A nova lei muda essa realidade ao estabelecer ações anuais e coordenadas. O foco é aumentar o número de pessoas diagnosticadas e, consequentemente, tratadas. Isso é especialmente importante porque a hepatite C tem cura — diferentemente de outras infecções virais crônicas. Com diagnóstico e tratamento adequados, é possível eliminar o vírus completamente.

O timing não é casual. No dia 28 de julho, o mundo marca o Dia de Luta Contra as Hepatites Virais. E a Organização Mundial da Saúde estabeleceu uma meta ambiciosa: eliminar completamente as infecções por hepatite B e C até 2030. Para que isso aconteça, países como o Brasil precisam intensificar seus esforços de diagnóstico, tratamento e prevenção. A nova lei é um passo nessa direção — transformando o Julho Amarelo de uma simples campanha em um compromisso institucional anual de enfrentar uma doença que afeta milhões de brasileiros sem que eles sequer saibam.

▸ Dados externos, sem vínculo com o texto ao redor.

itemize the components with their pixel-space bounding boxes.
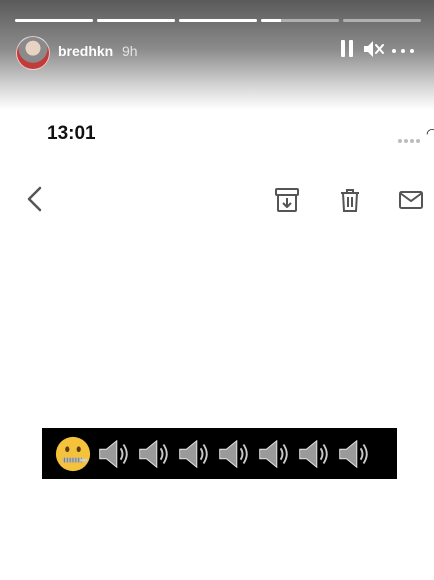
signal-strength-icon (398, 139, 424, 144)
avatar[interactable] (16, 36, 50, 70)
progress-segment (343, 19, 421, 22)
more-options-icon[interactable] (392, 49, 416, 53)
speaker-high-volume-icon (139, 439, 168, 468)
progress-segment (261, 19, 339, 22)
progress-segment (179, 19, 257, 22)
speaker-high-volume-icon (299, 439, 328, 468)
emoji-banner (42, 428, 397, 479)
story-time-ago: 9h (122, 43, 138, 59)
speaker-high-volume-icon (259, 439, 288, 468)
progress-segment (15, 19, 93, 22)
wifi-icon: ◠ (426, 125, 434, 141)
speaker-high-volume-icon (339, 439, 368, 468)
story-progress-bar (15, 19, 421, 22)
story-header: bredhkn 9h (0, 0, 434, 110)
progress-segment (97, 19, 175, 22)
zipper-mouth-face-icon (55, 436, 91, 471)
status-bar-time: 13:01 (47, 123, 96, 144)
speaker-high-volume-icon (219, 439, 248, 468)
pause-icon[interactable] (341, 40, 353, 57)
speaker-high-volume-icon (99, 439, 128, 468)
archive-icon[interactable] (272, 185, 302, 215)
trash-icon[interactable] (335, 185, 365, 215)
speaker-high-volume-icon (179, 439, 208, 468)
mail-icon[interactable] (396, 185, 426, 215)
story-username[interactable]: bredhkn (58, 43, 113, 59)
mute-icon[interactable] (363, 40, 385, 58)
back-arrow-icon[interactable] (22, 184, 52, 214)
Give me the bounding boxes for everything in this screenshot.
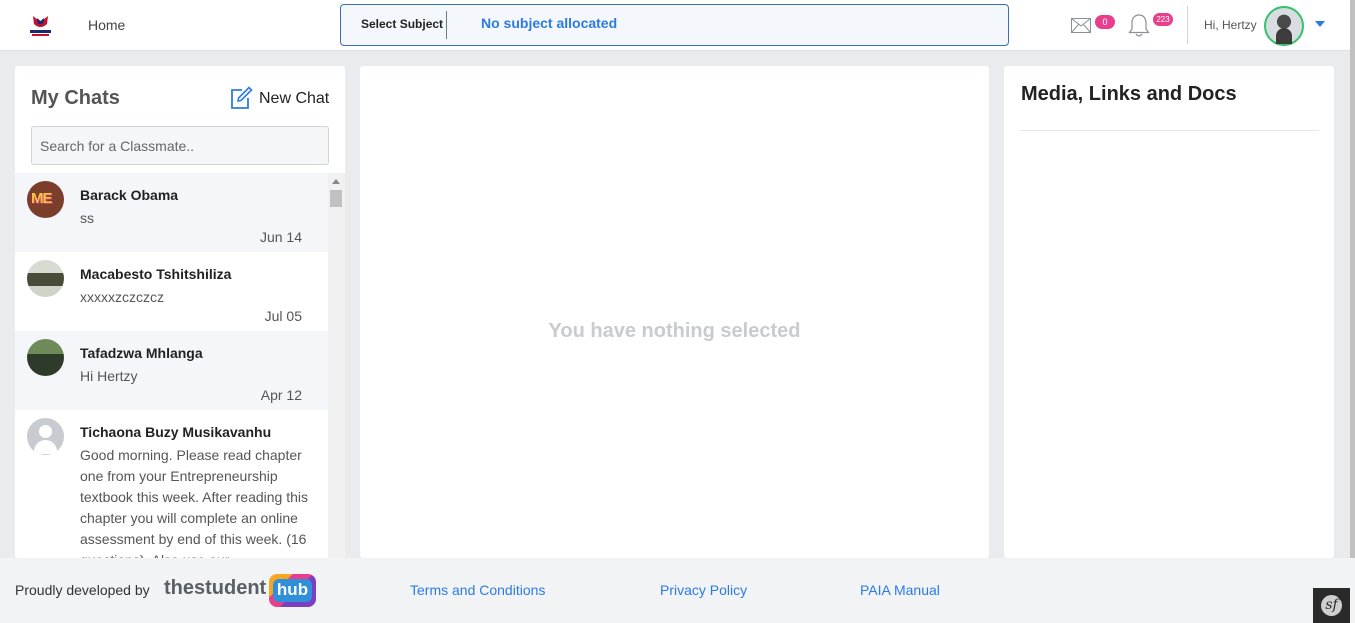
user-avatar[interactable] <box>1264 6 1304 46</box>
chat-list-scrollbar-thumb[interactable] <box>330 190 342 207</box>
chat-date: Apr 12 <box>260 387 302 403</box>
top-navbar: Home Select Subject No subject allocated… <box>0 0 1355 51</box>
avatar <box>27 339 64 376</box>
chat-list-scrollbar[interactable] <box>328 173 345 558</box>
chat-contact-name: Tichaona Buzy Musikavanhu <box>80 424 272 440</box>
mail-icon[interactable] <box>1071 17 1091 34</box>
page-scrollbar-thumb[interactable] <box>1350 0 1355 558</box>
mail-count-badge: 0 <box>1095 15 1115 29</box>
chat-contact-name: Tafadzwa Mhlanga <box>80 345 203 361</box>
chat-date: Jul 05 <box>264 308 302 324</box>
school-logo-icon[interactable] <box>28 14 53 37</box>
empty-conversation-message: You have nothing selected <box>548 320 801 342</box>
chat-last-message: Hi Hertzy <box>80 368 138 384</box>
footer-brand-hub: hub <box>273 579 312 602</box>
classmate-search-input[interactable] <box>31 126 329 165</box>
notification-count-badge: 223 <box>1153 13 1173 26</box>
notification-bell-icon[interactable] <box>1128 13 1150 38</box>
chat-contact-name: Macabesto Tshitshiliza <box>80 266 232 282</box>
page-footer: Proudly developed by thestudent hub Term… <box>0 558 1355 623</box>
chat-date: Jun 14 <box>259 229 302 245</box>
media-links-docs-panel: Media, Links and Docs <box>1004 66 1334 558</box>
privacy-policy-link[interactable]: Privacy Policy <box>660 582 747 598</box>
chat-list-item[interactable]: Tafadzwa Mhlanga Hi Hertzy Apr 12 <box>15 331 328 410</box>
my-chats-panel: My Chats New Chat Barack Obama ss Jun 14… <box>15 66 345 558</box>
chat-list-item[interactable]: Barack Obama ss Jun 14 <box>15 173 328 252</box>
chat-last-message: Good morning. Please read chapter one fr… <box>80 447 309 558</box>
media-panel-title: Media, Links and Docs <box>1021 83 1237 105</box>
chat-last-message: ss <box>80 210 94 226</box>
chat-list: Barack Obama ss Jun 14 Macabesto Tshitsh… <box>15 173 328 558</box>
terms-link[interactable]: Terms and Conditions <box>410 582 545 598</box>
avatar <box>27 260 64 297</box>
chat-list-item[interactable]: Tichaona Buzy Musikavanhu Good morning. … <box>15 410 328 558</box>
conversation-panel: You have nothing selected <box>360 66 989 558</box>
subject-selector-value[interactable]: No subject allocated <box>481 15 617 31</box>
footer-developed-by: Proudly developed by <box>15 582 150 598</box>
chat-contact-name: Barack Obama <box>80 187 179 203</box>
avatar <box>27 181 64 218</box>
footer-brand-text: thestudent <box>164 577 267 599</box>
subject-divider <box>446 11 447 39</box>
media-panel-divider <box>1020 130 1319 131</box>
page-scrollbar[interactable] <box>1350 0 1355 558</box>
symfony-icon: sf <box>1321 595 1342 616</box>
scroll-up-icon[interactable] <box>332 179 340 184</box>
chat-last-message: xxxxxzczczcz <box>80 289 164 305</box>
edit-icon <box>231 86 253 109</box>
subject-selector[interactable]: Select Subject No subject allocated <box>340 4 1009 46</box>
chevron-down-icon[interactable] <box>1315 21 1325 27</box>
user-greeting: Hi, Hertzy <box>1204 18 1257 32</box>
thestudenthub-logo: hub <box>269 574 316 607</box>
avatar <box>27 418 64 455</box>
nav-divider <box>1187 6 1188 44</box>
new-chat-label: New Chat <box>259 90 330 107</box>
paia-manual-link[interactable]: PAIA Manual <box>860 582 940 598</box>
debug-toolbar-button[interactable]: sf <box>1313 588 1350 623</box>
chats-title: My Chats <box>31 87 120 109</box>
chat-list-item[interactable]: Macabesto Tshitshiliza xxxxxzczczcz Jul … <box>15 252 328 331</box>
subject-selector-label: Select Subject <box>361 17 444 31</box>
nav-home-link[interactable]: Home <box>88 17 125 33</box>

As hepatites virais são doenças silenciosas que evoluem para câncer hepático ou cirrose sem que o paciente tenha diagnóstico
— Descrição do problema de saúde pública
The Hearth Conversation Another angle on the story
Inventor

Por que as hepatites virais são tão perigosas se a maioria das pessoas não sente nada?

Model

Porque elas trabalham no silêncio. O vírus danifica o fígado lentamente, ao longo de anos, sem dar sinais claros. Quando a pessoa finalmente sente algo — cansaço, icterícia — muitas vezes o dano já é irreversível.

Inventor

E por que apenas 18% dos infectados por hepatite B sabem que têm a doença?

Model

Porque não há sintomas óbvios no início. Você pode estar infectado há anos e se sentir perfeitamente bem. Sem um teste específico, nunca vai saber. E a maioria das pessoas não faz testes sem motivo aparente.

Inventor

A hepatite C tem cura, mas a B não?

Model

A hepatite C pode ser curada com medicamentos antivirais modernos. A B é mais complicada — geralmente se torna crônica, exigindo tratamento contínuo. Mas ambas podem ser controladas e prevenidas com vacinação e cuidados.

Inventor

O que muda com essa nova lei?

Model

Muda que agora o Brasil vai fazer isso de forma organizada e anual, não apenas em campanhas pontuais. Envolve governo, sociedade civil, escolas, hospitais — todos trabalhando juntos para diagnosticar e tratar mais pessoas.

Inventor

E a meta de 2030 da OMS é realista?

Model

Depende de quanto os países investem em diagnóstico e tratamento. Se o Brasil conseguir aumentar significativamente o número de pessoas testadas e tratadas, sim. Caso contrário, será difícil.